O Sr. Serpa Machado: - O objecto da doutrina do § 12 está vencido, e se nelle há alguma irregularidade, em outro tempo se fará a alteração necessaria: não se trata aqui de outra cousa senão de determinar, se são criminosos os livros que contiverem abuso, escritos em paiz estrangeiro. Um illustre Preopinante atacou isto, e disse ser melhor que ficasse para o codigo criminal; ainda que esta medida se podesse adoptar, com tudo, eu nunca poderia abraçar os principios em que ella se fundou. Deste modo he verdade que, se por um lado se não fazia uma lei subversiva da liberdade de imprensa, ía-se fazer uma lei que cohibia a liberdade portugueza, e a liberdade dos homens; e já se vê que confundir este abuso he improprio; tambem me não parece menos improprio, o querer sujeitar isto a uma lei de commercio, a uma lei que cohiba os contrabandos, pois que então já mais se alcançarião os fins desejados; porque estes homens não distribuem taes impressos como contrabandistas, mas sim como inimigos da boa ordem, e como desejosos de espalhar taes doutrinas anarquicas. Resumindo pois as minhas idéas, digo ser este o lugar proprio para se estabelecer isto, por quanto menhuma relação tem com o artigo 12, no qual a Commissão não boliu, porque já se acha approvado.
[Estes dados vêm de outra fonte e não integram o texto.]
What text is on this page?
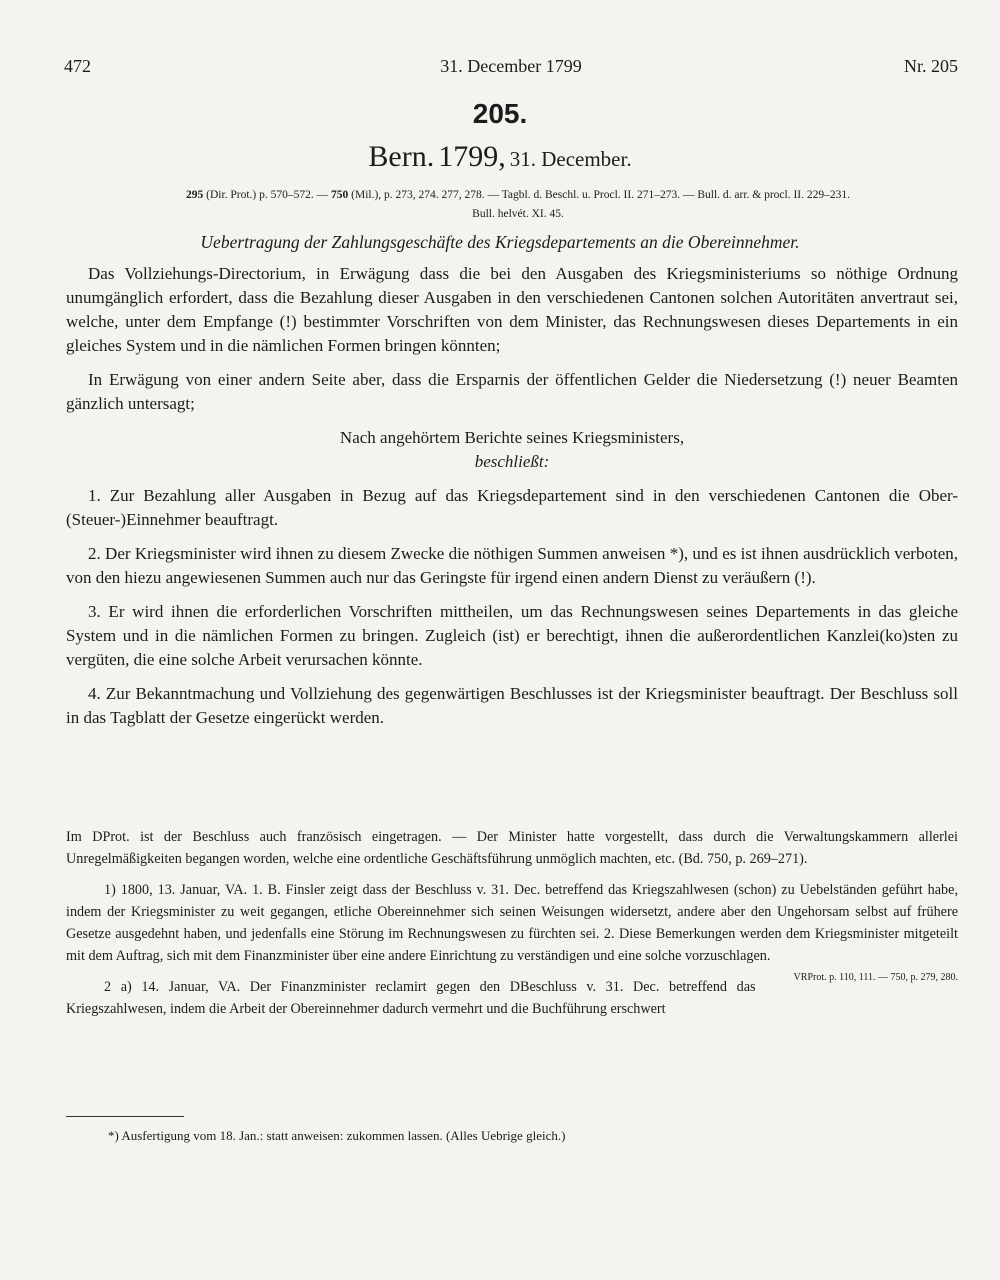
472	31. December 1799	Nr. 205
205.
Bern. 1799, 31. December.
295 (Dir. Prot.) p. 570–572. — 750 (Mil.), p. 273, 274. 277, 278. — Tagbl. d. Beschl. u. Procl. II. 271–273. — Bull. d. arr. & procl. II. 229–231.
Bull. helvét. XI. 45.
Uebertragung der Zahlungsgeschäfte des Kriegsdepartements an die Obereinnehmer.

Das Vollziehungs-Directorium, in Erwägung dass die bei den Ausgaben des Kriegsministeriums so nöthige Ordnung unumgänglich erfordert, dass die Bezahlung dieser Ausgaben in den verschiedenen Cantonen solchen Autoritäten anvertraut sei, welche, unter dem Empfange (!) bestimmter Vorschriften von dem Minister, das Rechnungswesen dieses Departements in ein gleiches System und in die nämlichen Formen bringen könnten;

In Erwägung von einer andern Seite aber, dass die Ersparnis der öffentlichen Gelder die Niedersetzung (!) neuer Beamten gänzlich untersagt;

Nach angehörtem Berichte seines Kriegsministers,

beschließt:

1. Zur Bezahlung aller Ausgaben in Bezug auf das Kriegsdepartement sind in den verschiedenen Cantonen die Ober-(Steuer-)Einnehmer beauftragt.

2. Der Kriegsminister wird ihnen zu diesem Zwecke die nöthigen Summen anweisen *), und es ist ihnen ausdrücklich verboten, von den hiezu angewiesenen Summen auch nur das Geringste für irgend einen andern Dienst zu veräußern (!).

3. Er wird ihnen die erforderlichen Vorschriften mittheilen, um das Rechnungswesen seines Departements in das gleiche System und in die nämlichen Formen zu bringen. Zugleich (ist) er berechtigt, ihnen die außerordentlichen Kanzlei(ko)sten zu vergüten, die eine solche Arbeit verursachen könnte.

4. Zur Bekanntmachung und Vollziehung des gegenwärtigen Beschlusses ist der Kriegsminister beauftragt. Der Beschluss soll in das Tagblatt der Gesetze eingerückt werden.

Im DProt. ist der Beschluss auch französisch eingetragen. — Der Minister hatte vorgestellt, dass durch die Verwaltungskammern allerlei Unregelmäßigkeiten begangen worden, welche eine ordentliche Geschäftsführung unmöglich machten, etc. (Bd. 750, p. 269–271).

1) 1800, 13. Januar, VA. 1. B. Finsler zeigt dass der Beschluss v. 31. Dec. betreffend das Kriegszahlwesen (schon) zu Uebelständen geführt habe, indem der Kriegsminister zu weit gegangen, etliche Obereinnehmer sich seinen Weisungen widersetzt, andere aber den Ungehorsam selbst auf frühere Gesetze ausgedehnt haben, und jedenfalls eine Störung im Rechnungswesen zu fürchten sei. 2. Diese Bemerkungen werden dem Kriegsminister mitgeteilt mit dem Auftrag, sich mit dem Finanzminister über eine andere Einrichtung zu verständigen und eine solche vorzuschlagen.
VRProt. p. 110, 111. — 750, p. 279, 280.

2 a) 14. Januar, VA. Der Finanzminister reclamirt gegen den DBeschluss v. 31. Dec. betreffend das Kriegszahlwesen, indem die Arbeit der Obereinnehmer dadurch vermehrt und die Buchführung erschwert

*) Ausfertigung vom 18. Jan.: statt anweisen: zukommen lassen. (Alles Uebrige gleich.)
O Sr. Basilio Alberto: - No projecto original que eu propuz ao Congresso para se discutir, era o artigo 12 concebido mui diferentemente daquelle que hoje se acha vencido, pois dizia (leu). Este artigo foi impugnado, e por ultimo se lhe substituiu o actual artigo 12. Apresenta agora a Commissão um projecto que faz com que esta probibição se estenda também aos livros impressos em paizes estrangeiros: porém então foi atacada esta opinião, pela razão de que não sendo um livreiro homem instruído, não poderia entrar no conhecimento das matérias que os livros contém; eu convenci-me desta verdade, e consenti em que se retirasse o meu artigo: hoje ainda não mudei de opinião, e as razões que então se dérão, de que não se podião prohibir os livros estrangeiros, porque ficaríamos privados das suas luzes, são as mesmas porque eu me opponho á doutrina da Commissão, pois que ainda hoje militão aquellas razões; e não acho motivo algum para que agora se revogue o estabelecido no artigo 12.
O Sr. Soares Franco: - Eu de passagem digo que toda a lei da liberdade da imprensa precisa ser reformada. Pelo que pertence ao processo, isto he, á maneira de pôr em pratica as formalidades para o excellente juízo dos jurados também me parece que ella precisa de reforma; mas isto não vem para aqui. Eu fui um dos que impugnarão a doutrina deste artigo na generalidade em que se achava, porque he obvio que em uma partida mui grande do livros, he impossivel que o livreiro os possa ler todos: mas vamos tomar isto debaixo de outro ponto de vista; supponhamos que um folheto escrito em portuguez, não se imprime aqui, mas vai imprimir-se fóra, o talvez logo nas fronteiras; ora contendo este impresso doutrinas subversivas, pelas quaes seria castigado no paiz, não póde ser castigado, e cohibido este abuso senda fóra? Certamente que sim. Por conseguinte he muito necessario tomar alguma medida sobre isto, devendo estender-se a todos os folhetos ou periódicos que contenhão um certo numero de paginas, inda que sejão impressos em paizes estrangeiros.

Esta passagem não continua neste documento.